J’ai été rapidement mise au courant de l’attentat perpétré contre la voiture transportant mon mari grâce aux messages et SMS envoyés par les survivants à des amis situés à Madrid et à Stockholm. Tout porte à croire que l’attentat a été maquillé en accident. Cette hypothèse est étayée par les analyses scientifiques réalisées par des experts indépendants, toutes consultables dans le rapport de la Human Rights Foundation.
L'ouverture économique actuellement expérimentée à Cuba est-elle un signal annonciateur de la liberté politique pour l'avenir ?
À Cuba, jusqu'à maintenant, perdure un système social, politique et économique totalitaire. C'est le gouvernement qui contrôle tous les moyens de production. La soi-disant ouverture économique n’est que de la poudre aux yeux. En réalité, les citoyens cubains ne disposent d’aucun droit économique ni de garantie sur la liberté d’entreprendre et la propriété privée. Le citoyen ne dispose pas de personnalité juridique nécessaire pour faire du commerce avec des entreprises étrangères. Cela reste l’apanage de l’État. Ils ne peuvent prétendre qu’à de petits commerces dont la taille est sévèrement limitée par la loi. Le gouvernement reste le propriétaire absolu du pays et des ses citoyens. Seules sont tolérées les prestations de services si, et seulement si, cela concerne des citoyens ayant manifesté une allégeance pleine et entière au régime communiste. Chaque grand restaurant est la propriété de personnes extrêmement riches qui gravitent dans les sphères du pouvoir politique. Dans la pratique, le Parti communiste continue de guider la société et l’État. Cette constante ne changera pas avec la nouvelle Constitution.

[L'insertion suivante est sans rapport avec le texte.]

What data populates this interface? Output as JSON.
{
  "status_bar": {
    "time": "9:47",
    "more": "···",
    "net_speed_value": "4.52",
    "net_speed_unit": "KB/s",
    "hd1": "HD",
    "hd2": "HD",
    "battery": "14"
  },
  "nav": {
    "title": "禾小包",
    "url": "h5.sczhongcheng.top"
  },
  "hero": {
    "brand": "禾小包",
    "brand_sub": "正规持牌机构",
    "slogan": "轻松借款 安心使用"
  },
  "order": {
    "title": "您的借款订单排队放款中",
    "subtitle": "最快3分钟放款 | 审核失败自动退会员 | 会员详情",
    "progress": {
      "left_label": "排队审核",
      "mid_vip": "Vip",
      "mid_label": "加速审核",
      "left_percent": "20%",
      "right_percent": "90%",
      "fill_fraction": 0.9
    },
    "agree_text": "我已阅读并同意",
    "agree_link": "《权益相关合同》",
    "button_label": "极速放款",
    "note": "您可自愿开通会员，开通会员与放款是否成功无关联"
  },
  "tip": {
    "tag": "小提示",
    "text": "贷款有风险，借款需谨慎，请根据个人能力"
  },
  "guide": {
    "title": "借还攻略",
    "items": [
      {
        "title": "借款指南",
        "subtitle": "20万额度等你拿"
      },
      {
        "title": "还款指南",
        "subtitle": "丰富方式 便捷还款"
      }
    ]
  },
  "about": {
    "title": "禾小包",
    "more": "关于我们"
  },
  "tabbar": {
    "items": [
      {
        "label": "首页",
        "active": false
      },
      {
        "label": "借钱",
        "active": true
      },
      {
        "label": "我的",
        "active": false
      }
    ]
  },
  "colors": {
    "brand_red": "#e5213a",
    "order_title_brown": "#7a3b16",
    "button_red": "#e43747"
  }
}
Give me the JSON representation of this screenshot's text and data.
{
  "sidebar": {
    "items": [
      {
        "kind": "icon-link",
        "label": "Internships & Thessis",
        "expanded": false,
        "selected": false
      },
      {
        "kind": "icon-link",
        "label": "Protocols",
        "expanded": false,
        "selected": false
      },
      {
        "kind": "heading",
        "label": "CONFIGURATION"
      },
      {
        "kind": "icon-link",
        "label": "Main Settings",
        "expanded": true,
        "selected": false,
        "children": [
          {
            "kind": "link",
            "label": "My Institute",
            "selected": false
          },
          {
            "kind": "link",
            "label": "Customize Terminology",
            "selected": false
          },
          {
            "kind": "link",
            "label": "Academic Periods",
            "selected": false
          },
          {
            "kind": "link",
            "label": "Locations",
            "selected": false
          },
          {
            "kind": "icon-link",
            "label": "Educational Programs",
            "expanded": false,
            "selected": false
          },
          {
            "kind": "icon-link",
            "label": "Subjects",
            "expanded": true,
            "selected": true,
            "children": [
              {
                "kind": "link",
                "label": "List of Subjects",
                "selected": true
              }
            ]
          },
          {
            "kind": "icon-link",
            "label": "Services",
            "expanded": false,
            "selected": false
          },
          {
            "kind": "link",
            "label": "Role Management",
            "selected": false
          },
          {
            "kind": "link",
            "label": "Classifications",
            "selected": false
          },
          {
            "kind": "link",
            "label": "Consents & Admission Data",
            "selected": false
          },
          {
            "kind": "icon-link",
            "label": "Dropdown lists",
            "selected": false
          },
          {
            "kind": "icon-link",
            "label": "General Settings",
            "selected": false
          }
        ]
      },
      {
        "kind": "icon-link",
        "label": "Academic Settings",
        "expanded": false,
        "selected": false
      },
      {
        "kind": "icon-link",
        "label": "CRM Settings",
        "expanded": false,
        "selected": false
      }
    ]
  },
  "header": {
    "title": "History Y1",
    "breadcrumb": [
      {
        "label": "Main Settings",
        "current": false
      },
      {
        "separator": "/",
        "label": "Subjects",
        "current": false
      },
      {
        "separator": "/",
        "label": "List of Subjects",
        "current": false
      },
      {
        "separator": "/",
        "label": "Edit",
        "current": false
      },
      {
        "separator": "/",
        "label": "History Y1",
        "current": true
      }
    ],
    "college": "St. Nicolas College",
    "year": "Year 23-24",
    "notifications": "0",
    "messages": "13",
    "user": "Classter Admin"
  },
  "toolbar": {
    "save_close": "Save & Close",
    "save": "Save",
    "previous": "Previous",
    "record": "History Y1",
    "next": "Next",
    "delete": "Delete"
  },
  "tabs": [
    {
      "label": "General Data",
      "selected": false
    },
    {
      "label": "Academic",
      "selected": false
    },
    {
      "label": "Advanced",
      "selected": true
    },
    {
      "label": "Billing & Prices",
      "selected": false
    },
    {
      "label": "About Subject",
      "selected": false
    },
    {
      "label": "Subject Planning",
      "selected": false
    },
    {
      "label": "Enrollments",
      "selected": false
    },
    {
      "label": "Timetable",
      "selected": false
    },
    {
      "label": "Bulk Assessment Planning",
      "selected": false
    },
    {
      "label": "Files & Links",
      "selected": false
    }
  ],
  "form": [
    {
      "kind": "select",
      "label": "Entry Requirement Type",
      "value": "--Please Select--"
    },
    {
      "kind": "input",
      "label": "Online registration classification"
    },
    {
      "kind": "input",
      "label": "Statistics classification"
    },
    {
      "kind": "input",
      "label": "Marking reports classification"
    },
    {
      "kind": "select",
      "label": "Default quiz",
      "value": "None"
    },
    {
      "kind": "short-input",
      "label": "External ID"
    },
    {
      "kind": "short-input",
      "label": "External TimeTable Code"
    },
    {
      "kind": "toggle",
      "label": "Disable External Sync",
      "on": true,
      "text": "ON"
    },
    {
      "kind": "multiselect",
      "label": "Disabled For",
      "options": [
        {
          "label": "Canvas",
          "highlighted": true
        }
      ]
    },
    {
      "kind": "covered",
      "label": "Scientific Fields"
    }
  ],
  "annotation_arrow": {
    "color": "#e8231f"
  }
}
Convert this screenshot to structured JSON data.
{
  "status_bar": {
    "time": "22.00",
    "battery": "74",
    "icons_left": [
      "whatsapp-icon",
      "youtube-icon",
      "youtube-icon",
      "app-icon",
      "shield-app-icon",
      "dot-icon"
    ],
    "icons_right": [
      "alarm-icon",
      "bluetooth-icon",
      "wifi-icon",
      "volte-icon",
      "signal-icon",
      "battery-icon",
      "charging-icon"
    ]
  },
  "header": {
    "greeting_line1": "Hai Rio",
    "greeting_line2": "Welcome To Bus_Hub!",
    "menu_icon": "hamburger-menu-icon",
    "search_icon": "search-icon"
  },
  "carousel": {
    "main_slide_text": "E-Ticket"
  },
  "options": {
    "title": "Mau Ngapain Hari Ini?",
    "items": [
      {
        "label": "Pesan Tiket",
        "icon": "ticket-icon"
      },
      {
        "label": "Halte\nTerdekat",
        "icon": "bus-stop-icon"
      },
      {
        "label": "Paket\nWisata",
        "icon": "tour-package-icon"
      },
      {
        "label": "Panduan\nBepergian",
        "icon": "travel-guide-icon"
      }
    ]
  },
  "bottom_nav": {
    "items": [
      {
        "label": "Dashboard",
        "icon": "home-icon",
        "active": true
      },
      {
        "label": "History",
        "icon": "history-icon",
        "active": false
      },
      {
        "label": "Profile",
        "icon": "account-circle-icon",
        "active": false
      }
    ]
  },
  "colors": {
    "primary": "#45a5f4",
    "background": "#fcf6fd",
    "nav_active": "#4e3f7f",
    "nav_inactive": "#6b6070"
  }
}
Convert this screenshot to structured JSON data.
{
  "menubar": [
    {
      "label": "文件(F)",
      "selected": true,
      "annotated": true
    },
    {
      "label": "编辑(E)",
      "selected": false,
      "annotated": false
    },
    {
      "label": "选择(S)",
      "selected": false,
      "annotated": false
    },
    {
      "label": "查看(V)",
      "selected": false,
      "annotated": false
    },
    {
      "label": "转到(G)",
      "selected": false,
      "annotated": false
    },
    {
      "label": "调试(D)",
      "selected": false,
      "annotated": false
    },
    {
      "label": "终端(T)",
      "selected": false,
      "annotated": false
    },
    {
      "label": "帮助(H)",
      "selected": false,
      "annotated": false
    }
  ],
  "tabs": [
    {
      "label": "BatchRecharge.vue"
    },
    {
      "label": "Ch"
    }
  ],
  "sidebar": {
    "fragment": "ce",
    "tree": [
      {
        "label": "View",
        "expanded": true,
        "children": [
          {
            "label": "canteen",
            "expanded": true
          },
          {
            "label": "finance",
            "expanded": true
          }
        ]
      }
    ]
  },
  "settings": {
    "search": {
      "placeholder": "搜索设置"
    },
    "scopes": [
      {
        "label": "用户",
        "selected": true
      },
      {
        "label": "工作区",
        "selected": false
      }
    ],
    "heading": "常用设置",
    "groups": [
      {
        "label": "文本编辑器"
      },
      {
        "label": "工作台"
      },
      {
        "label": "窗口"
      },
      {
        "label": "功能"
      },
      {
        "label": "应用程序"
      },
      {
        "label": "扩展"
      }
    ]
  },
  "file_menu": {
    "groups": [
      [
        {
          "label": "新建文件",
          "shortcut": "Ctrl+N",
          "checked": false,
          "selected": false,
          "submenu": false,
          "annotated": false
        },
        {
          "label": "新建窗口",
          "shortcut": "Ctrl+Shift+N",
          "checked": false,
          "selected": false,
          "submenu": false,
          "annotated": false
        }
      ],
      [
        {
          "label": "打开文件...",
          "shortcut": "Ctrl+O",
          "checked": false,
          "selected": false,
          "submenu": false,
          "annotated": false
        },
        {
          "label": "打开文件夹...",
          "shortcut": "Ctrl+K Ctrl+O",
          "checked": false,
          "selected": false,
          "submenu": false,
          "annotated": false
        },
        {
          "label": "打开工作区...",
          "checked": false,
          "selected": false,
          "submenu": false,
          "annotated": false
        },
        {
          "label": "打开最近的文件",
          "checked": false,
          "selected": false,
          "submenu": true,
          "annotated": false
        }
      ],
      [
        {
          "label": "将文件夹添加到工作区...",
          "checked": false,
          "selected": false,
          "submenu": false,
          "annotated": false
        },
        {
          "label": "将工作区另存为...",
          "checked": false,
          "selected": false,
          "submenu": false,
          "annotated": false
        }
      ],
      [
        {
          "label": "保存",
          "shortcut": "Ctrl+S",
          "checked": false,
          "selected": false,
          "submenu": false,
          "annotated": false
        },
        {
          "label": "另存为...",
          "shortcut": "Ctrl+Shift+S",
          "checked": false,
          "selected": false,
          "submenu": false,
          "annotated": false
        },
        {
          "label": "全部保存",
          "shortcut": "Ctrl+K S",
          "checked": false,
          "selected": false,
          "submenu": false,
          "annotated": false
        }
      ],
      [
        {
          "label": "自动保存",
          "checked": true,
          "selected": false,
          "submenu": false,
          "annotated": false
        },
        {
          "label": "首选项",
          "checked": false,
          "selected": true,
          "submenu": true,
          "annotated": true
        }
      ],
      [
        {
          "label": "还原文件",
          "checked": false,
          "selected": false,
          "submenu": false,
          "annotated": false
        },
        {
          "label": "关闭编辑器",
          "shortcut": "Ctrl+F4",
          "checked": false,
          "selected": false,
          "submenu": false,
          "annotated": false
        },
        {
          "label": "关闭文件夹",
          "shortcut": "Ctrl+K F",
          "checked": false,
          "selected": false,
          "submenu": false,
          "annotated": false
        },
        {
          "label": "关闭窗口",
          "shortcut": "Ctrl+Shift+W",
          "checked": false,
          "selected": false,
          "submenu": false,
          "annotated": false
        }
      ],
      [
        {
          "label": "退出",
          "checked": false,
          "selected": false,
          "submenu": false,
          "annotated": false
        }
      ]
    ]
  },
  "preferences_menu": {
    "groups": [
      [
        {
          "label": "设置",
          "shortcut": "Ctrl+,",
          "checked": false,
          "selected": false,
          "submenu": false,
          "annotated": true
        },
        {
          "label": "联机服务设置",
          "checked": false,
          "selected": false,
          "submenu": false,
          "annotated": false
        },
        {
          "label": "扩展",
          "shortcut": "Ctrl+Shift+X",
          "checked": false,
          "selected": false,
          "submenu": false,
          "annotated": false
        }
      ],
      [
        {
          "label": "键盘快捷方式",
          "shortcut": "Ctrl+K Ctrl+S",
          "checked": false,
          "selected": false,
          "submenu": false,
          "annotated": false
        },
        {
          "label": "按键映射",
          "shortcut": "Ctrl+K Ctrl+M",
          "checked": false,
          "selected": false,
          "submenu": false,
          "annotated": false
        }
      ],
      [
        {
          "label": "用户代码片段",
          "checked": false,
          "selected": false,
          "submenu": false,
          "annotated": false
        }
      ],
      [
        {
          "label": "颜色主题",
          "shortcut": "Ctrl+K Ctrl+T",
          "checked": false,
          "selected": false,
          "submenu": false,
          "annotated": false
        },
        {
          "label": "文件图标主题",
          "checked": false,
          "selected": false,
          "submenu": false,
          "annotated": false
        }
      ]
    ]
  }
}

Pour le moment, le régime castriste marche allègrement sur la volonté populaire de changement et son aspiration à des élections libres et pluralistes. Tant que ce régime perdurera, aucune amélioration n’est à prévoir.
L'élection de Díaz-Canel a suscité quelques petites espérances au début. Avez-vous remarqué un quelconque changement, depuis ?
Il n'y a eu, malheureusement, aucun changement jusqu'à maintenant. Et cela n’arrivera pas. Díaz-Canel lui-même a reconnu, dans son premier discours à la nation que, "Raúl Castro continuerait à prendre les décisions". Parce que c'est Castro lui-même qui l'a nommé, Díaz-Canel garantit la continuité du castrisme.
Justement, quel avenir pour Cuba avec Diaz-Canel ?
Quel avenir ? Díaz-Canel et les généraux qui sont au pouvoir vont faire tout ce qu'ils peuvent pour se maintenir au pouvoir. La liberté, la prospérité et la démocratie, pour moi, ne viendront pas avec Díaz-Canel. Il n'y a pas d'avenir dans le totalitarisme. Il est sûr que le chemin à suivre n'est pas le parti unique communiste comme "régent" de la société, comme le dit la Constitution actuelle et que corrobore la nouvelle Constitution. Ces Constitutions ont pour vocation à confisquer l'avenir de tous les Cubains. Mais, j’en suis certaine, rien n’enrayera la volonté de changement du peuple cubain. Mais cela passera par la chute des Castro et de leurs amis.
Lors de sa visite à Cuba, le ministre des affaires étrangères français, Jean-Yves Le Drian, n'a pas insisté sur les droits de l'homme. Vous auriez souhaité qu'il aborde la question ?
La complaisance avec la dictature cubaine de personnalités politiques européennes est un scandale, auquel a contribué le ministre des Affaires étrangères français, comme nous avons malheureusement pu le constater lors de sa récente visite à Cuba. Le ministre avait l'occasion de se ranger du côté des Cubains et non du côté des dictateurs. J'aurais aimé que le ministre soutienne le droit des Cubains à décider et élire librement ses représentants, droit dont bénéficient les Français.
Comment les Cubains perçoivent-ils la France ?
Ils la perçoivent de très loin. Il est quasiment impossible de la connaître personnellement pour la grande majorité des Cubains. Ils savent que c'est un pays de premier plan dans le monde, libre et démocratique, mais qui ne montre aucune solidarité avec les aspirations du peuple cubain.